Skip to content
13 lut / Wojtek

BJ The Chicago Kid – „Gravy” [RECENZJA]

Najnowszy album artysty to hołd, który razem z uznanym producentem Yeti Beats’em złożył muzykom R&B z lat 80-ych i 90-ych. Jest atrakcyjnie i nowocześnie, bo już dzięki otwierającemu „Best Night Of Your Life” jesteśmy w klimatach muzyki, która kojarzy nam się z najlepszymi latami radosnej muzyki II połowy XX wieku.
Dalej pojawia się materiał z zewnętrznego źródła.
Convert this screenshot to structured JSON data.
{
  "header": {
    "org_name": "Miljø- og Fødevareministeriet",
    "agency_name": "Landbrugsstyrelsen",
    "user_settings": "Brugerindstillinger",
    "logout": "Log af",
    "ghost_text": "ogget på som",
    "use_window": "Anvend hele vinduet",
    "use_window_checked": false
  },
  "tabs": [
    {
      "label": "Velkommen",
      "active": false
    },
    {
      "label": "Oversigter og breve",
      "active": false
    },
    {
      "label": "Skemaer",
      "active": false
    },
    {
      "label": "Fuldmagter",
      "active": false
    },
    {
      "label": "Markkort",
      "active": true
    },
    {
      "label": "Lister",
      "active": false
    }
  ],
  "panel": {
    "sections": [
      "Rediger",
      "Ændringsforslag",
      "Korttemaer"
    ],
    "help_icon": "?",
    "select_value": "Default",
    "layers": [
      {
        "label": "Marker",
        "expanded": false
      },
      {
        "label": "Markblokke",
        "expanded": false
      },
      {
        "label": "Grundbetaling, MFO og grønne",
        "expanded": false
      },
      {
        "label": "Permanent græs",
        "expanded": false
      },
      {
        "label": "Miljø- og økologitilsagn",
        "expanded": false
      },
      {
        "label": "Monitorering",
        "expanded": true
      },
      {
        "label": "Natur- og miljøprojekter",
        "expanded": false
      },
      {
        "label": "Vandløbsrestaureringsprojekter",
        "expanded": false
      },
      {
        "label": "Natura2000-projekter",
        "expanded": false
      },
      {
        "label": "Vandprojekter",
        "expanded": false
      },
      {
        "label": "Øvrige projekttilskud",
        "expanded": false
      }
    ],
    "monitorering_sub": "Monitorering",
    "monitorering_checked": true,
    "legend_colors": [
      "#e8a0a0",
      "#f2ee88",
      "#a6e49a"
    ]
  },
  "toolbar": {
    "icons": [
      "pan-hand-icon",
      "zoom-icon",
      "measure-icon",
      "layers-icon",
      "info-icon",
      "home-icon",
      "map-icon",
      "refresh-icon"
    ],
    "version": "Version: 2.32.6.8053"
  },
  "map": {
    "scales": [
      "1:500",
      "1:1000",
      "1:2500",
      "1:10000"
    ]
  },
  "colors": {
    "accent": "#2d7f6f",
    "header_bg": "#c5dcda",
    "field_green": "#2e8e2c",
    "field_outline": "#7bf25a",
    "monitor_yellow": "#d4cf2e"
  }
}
Skojarzenia stylistyczne nie są tu przypadkowe, bo za chwilę, w „Never Change” artyście towarzyszy Philip Bailey, były członek Earth, Wind & Fire, dziś ponad 70-letni, ale ciągle w świetnej formie. No właśnie, goście są tu znakomitym dopełnieniem, bo mamy reprezentantów kilku epok i różnych stylistyk. Z  jednej strony bardzo popularne obecnie przedstawicielki R&B:  Coco Jones i Chloe, ale też artyści pochodzący z innych światów, jak Cory Henry, były członek Snarky Puppy i raper Freddie Gibbs. A na drugim biegunie:  znakomity muzyk i producent Robert Glasper, a także wokalistka i nagrodzona Złotym Globem aktorka Andra Day.

Każdy utwór zachwyca. Króluje stylistyka określona na początku, ale właściwie każdy ma coś innego do zaproponowania, bo jeśli nie znakomity gość, to staranne opracowanie instrumentalne. Koncepcyjnie tyle się tu dzieje, że materiał trzeba wysłuchać kilka razy, aby docenić wszystkie smaczki podszyte ogromną radością dzielenia się ze słuchaczami swoimi talentami. I na koniec zaskakujący, jedynie z gitarą „We’ll Be Alright”. Pięknie.

Ciekawe, które znaczenie tytułu albumu ma tutaj zastosowanie? Czy chodzi o tłusty sos pieczeniowy, czy o dodatkową forsę? Dla mnie oba skojarzenia są trafione.